You can draw a parallel with card payments in general – as we build trust in the electronic payment system, so card acceptance becomes more widespread, and card usage grows. Globally speaking, card payments only account for 33 per cent of PCE (personal consumption expenditure*) and while we’re seeing a shift away from cash and check to card payments, there’s still work to be done. We find that the ‘tipping point’ in any market is where consumers become both willing and able to use their cards for everyday purchases – gas, groceries and gear.
It’ll be the same for mobile and contactless – when people become both willing and able to wave their phones or cards in front of a reader to validate low-value transactions, that’s when it will generate its own momentum. And the driver is the same – trust in the security of the system.
(*Personal Consumption Expenditures (PCE) from Global Insight. PCE penetration figures based on The Nilson Report (October 2007) and its underlying methodology, Euromonitor International and analysis by Visa Insights.)
Somers: What are the top three technology trends in Asia Pacific, or abroad, that you’re keeping an eye on right now?
Noka: From the point of view of a Visa payment security professional , three important technological developments are issuance of chip cards, deployment of chip-enabled terminals at POS and the Verified by Visa tool, which adds a layer of security for ‘card not present’ transactions over the internet.

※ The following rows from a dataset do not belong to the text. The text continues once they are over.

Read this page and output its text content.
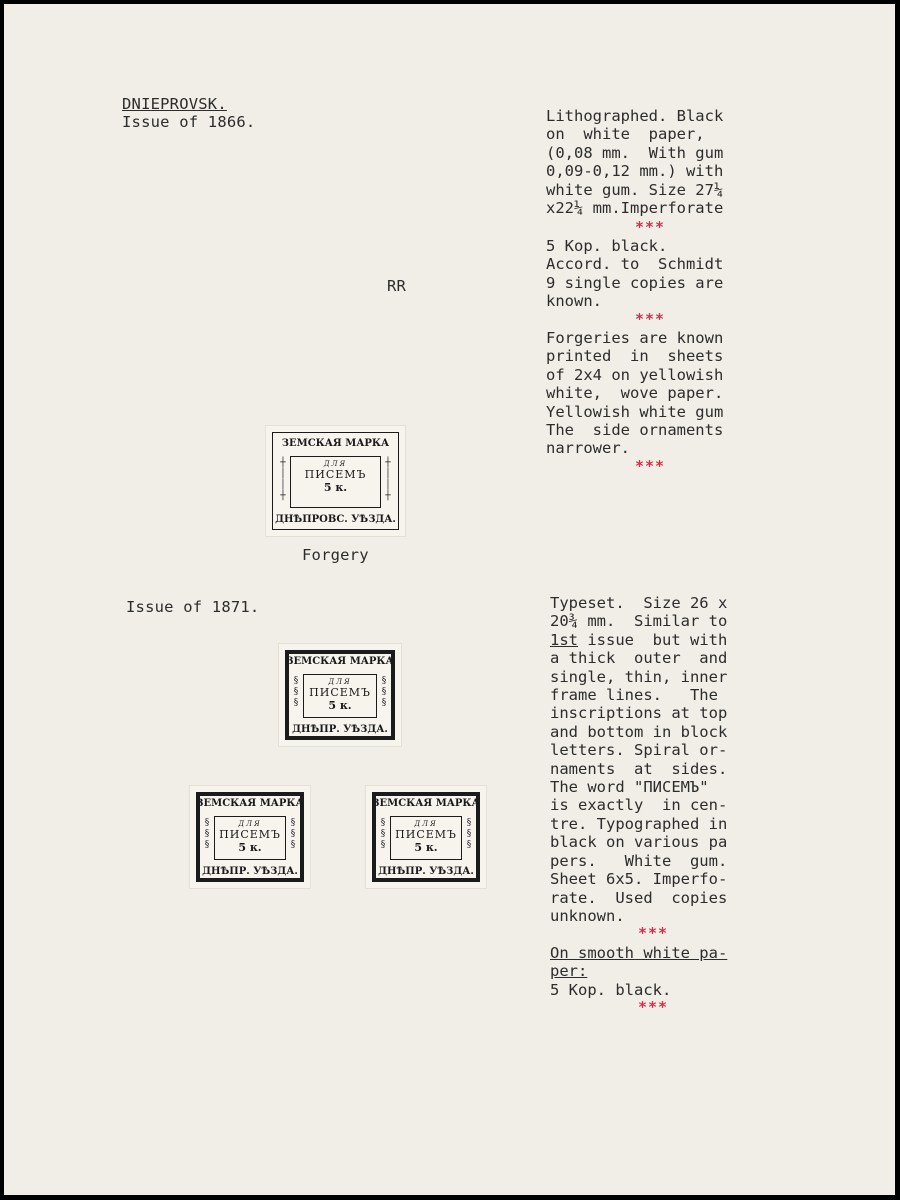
DNIEPROVSK.
Issue of 1866.
RR
Lithographed. Black
on  white  paper,
(0,08 mm.  With gum
0,09-0,12 mm.) with
white gum. Size 27¼
x22¼ mm.Imperforate
***
5 Kop. black.
Accord. to  Schmidt
9 single copies are
known.
***
Forgeries are known
printed  in  sheets
of 2x4 on yellowish
white,  wove paper.
Yellowish white gum
The  side ornaments
narrower.
***
ЗЕМСКАЯ МАРКА
┼
│
│
┼
┼
│
│
┼
ДЛЯ
ПИСЕМЪ
5 к.
ДНѢПРОВС. УѢЗДА.
Forgery
Issue of 1871.
ЗЕМСКАЯ МАРКА
§
§
§
§
§
§
ДЛЯ
ПИСЕМЪ
5 к.
ДНѢПР. УѢЗДА.
ЗЕМСКАЯ МАРКА
§
§
§
§
§
§
ДЛЯ
ПИСЕМЪ
5 к.
ДНѢПР. УѢЗДА.
ЗЕМСКАЯ МАРКА
§
§
§
§
§
§
ДЛЯ
ПИСЕМЪ
5 к.
ДНѢПР. УѢЗДА.
Typeset.  Size 26 x
20¾ mm.  Similar to
1st issue  but with
a thick  outer  and
single, thin, inner
frame lines.   The
inscriptions at top
and bottom in block
letters. Spiral or-
naments  at  sides.
The word "ПИСЕМЪ"
is exactly  in cen-
tre. Typographed in
black on various pa
pers.   White  gum.
Sheet 6x5. Imperfo-
rate.  Used  copies
unknown.
***
On smooth white pa-
per:
5 Kop. black.
***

It’s all to do with the shift from static data to dynamic data, making it more and more difficult for fraudsters and criminals to get their hands on data that they can use, and making transaction authentication more robust.
Somers: Every leader, particularly at your level, has a legacy they wish to be remembered for. What is yours?
Noka: Everything we do in Visa we do as a team. I would not consider any of the successes we have achieved as my legacy. If there is anything at all, I would like to be remembered by colleagues and partners in the industry as having a good portion of common sense, the persistence to see things through and the ability to change my point of view where necessary.